A few minutes later, another skater, Kyle Plunkett, echoed George's sentiments. "I'm tired of getting kicked out of places just because I want to skate. We aren't bad kids."
TO THE MUFFLED SNICKERS of some of the skate park supporters in the audience, Robert Goudie, the West Market spokesman, said he was a skater and a supporter of a skate park. While acknowledging the passion in last night's debate, Goudie, maintained that the YMCA site was not suitable for such a park. Goudie was the first of many opponents who said the RCC's consultant's study was flawed. "This is a concept study, so let's focus on the concept a $1 million plus facility for less than five percent of our youth, and District 5 alone will pay for it even though more than 80 percent of projected uses do not live in District 5," Goudie charged. "That's a concept, but I respectfully submit not a very good one."

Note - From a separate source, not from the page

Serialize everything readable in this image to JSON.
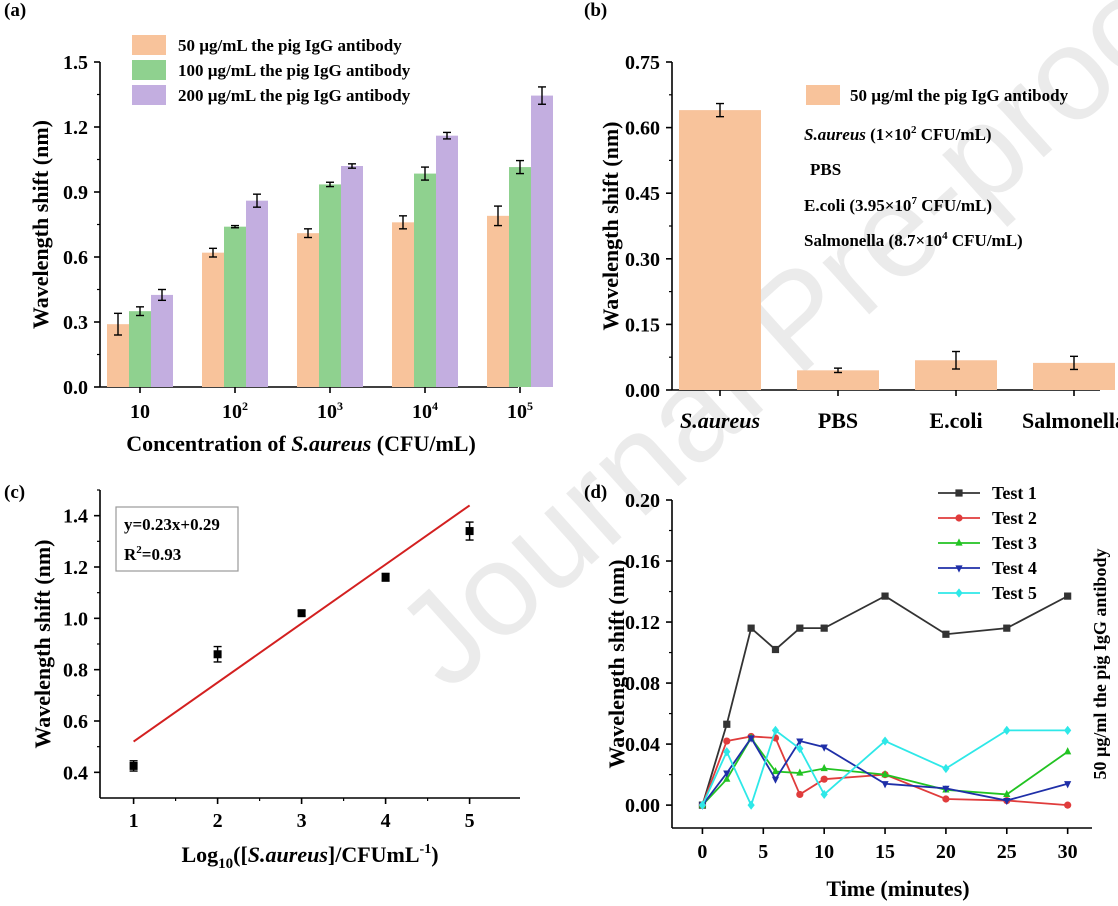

Karen Connell, who represented the YMCA, dismissed arguments, that some, including Goudie, have made, that electric power lines pose a risk to skaters skating beneath them. "If the county had not assured us of their safety, we would not use that space," Connell said, referring to YMCA-sponsored activities and camps conducted on the site. "We would simply never risk the safety of our children. Never."

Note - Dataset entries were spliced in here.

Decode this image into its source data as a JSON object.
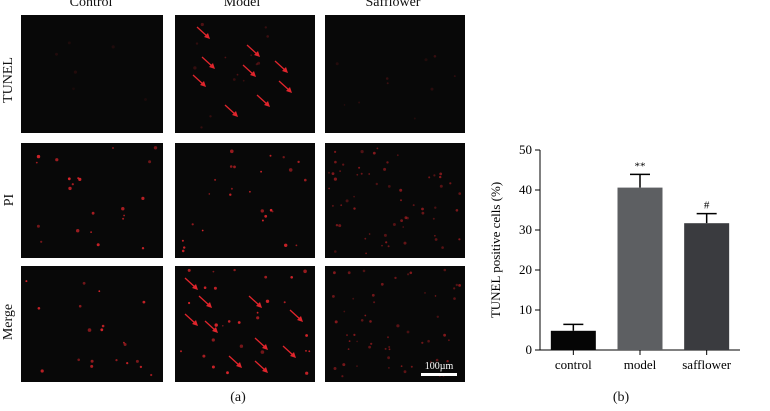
{
  "figure": {
    "columns": [
      "Control",
      "Model",
      "Safflower"
    ],
    "rows": [
      "TUNEL",
      "PI",
      "Merge"
    ],
    "scale_bar": "100µm",
    "panel_a_label": "(a)",
    "panel_b_label": "(b)"
  },
  "colors": {
    "panel_background": "#080808",
    "cell_red": "#d8242a",
    "arrow_red": "#e0252c",
    "bar_control": "#050505",
    "bar_model": "#5d5f62",
    "bar_safflower": "#3a3b3f"
  },
  "chart_data": {
    "type": "bar",
    "categories": [
      "control",
      "model",
      "safflower"
    ],
    "values": [
      4.8,
      40.6,
      31.7
    ],
    "errors": [
      1.6,
      3.3,
      2.4
    ],
    "annotations": [
      "",
      "**",
      "#"
    ],
    "title": "",
    "xlabel": "",
    "ylabel": "TUNEL positive cells (%)",
    "ylim": [
      0,
      50
    ],
    "yticks": [
      0,
      10,
      20,
      30,
      40,
      50
    ],
    "grid": false
  }
}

Curtis Clinton, of Reston, said he favored a skate park but was against the proposed site because of the existence of the power lines. "It's time we started giving our children prime real estate instead of secondhand hand-me-down lots. They need fresh air not power lines," he argued. "Build it in my backyard, just don't put it under those wires."
In addition to overhead power lines, opponents point to the YMCA parking-crunch as a reason that site is unacceptable. Connell downplayed the parking issue, but West Market residents continued to insist the RCC's concept study does not adequately address a significant problem. "I am a YMCA member, and all agree there is a parking crisis at the YMCA," Brenda Cairfero, a West Market speaker, said. "The skate park has plans for a second skating session at 4 p.m., when the elementary schools get out, which will overlap with the prime time parking crunch at the YMCA."

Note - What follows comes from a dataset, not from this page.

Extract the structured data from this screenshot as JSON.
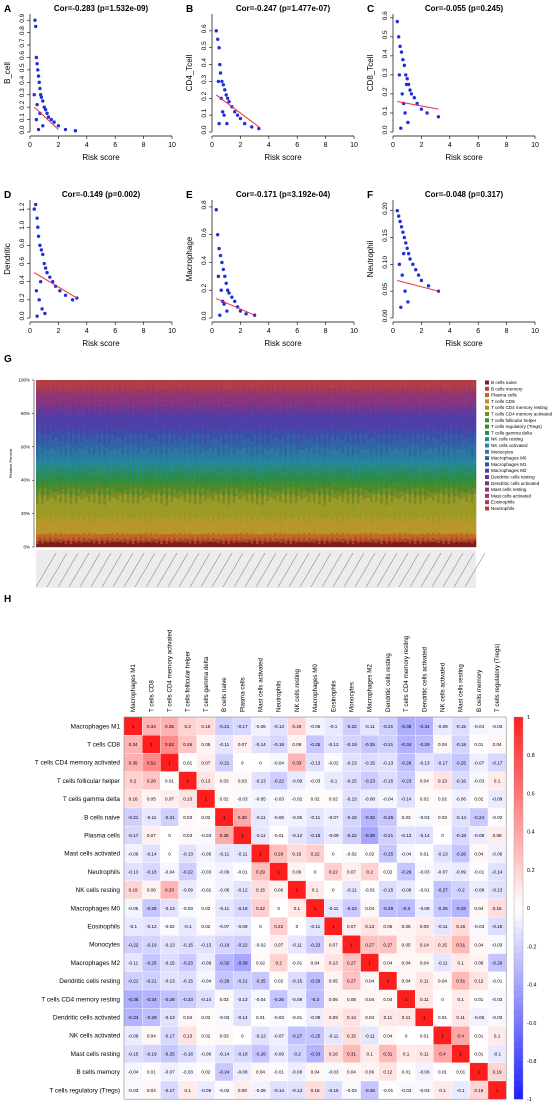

Connell, the YMCA representative, maintained that the organization was prepared to deal with its parking problems, but insisted that the 15 new spots as suggested in the concept report would more than handle increased traffic from a skate park. "We will be dealing with the parking issue, regardless of whether or not a skate park is built," she said.
DAN BISHOPP, another West Market resident, argued that other potential sites, away from the YMCA and West Market such as the Lake Fairfax site, were not adequately addressed by the concept study. "User demand at Lake Fairfax would roughly equal that of a YMCA site, and this would cost taxpayers 25 percent less to develop," Bishopp said. "The site does not abut a residential area, so increased seating and lighting could be added and hours of operation increased."
Skate park opponents were not limited to West Market, however. At the end of the evening, Beverly Russo, of South Reston, addressed what she said were economic inequalities in the proposed plan. She said she doubted the RCC board would be considering such a plan, "if you didn't have so much money in reserve."
Russo challenged the board to give the reserves, set aside for a skate park, back to the taxpayers in terms of a tax cut. To the delight of fellow park opponents, Russo lectured the board on its responsibility to be accountable to all members of the community. "Listen to all sides and not just a select few."
Judy Etheridge, who has lived in Reston for 24 years, said that opponents, like herself, have nothing against skate boarders. "I am not a NIMBY person," Etheridge, who does not live in West Market, said. "I think they deserve a skate board park but just put it where it won't bother anyone."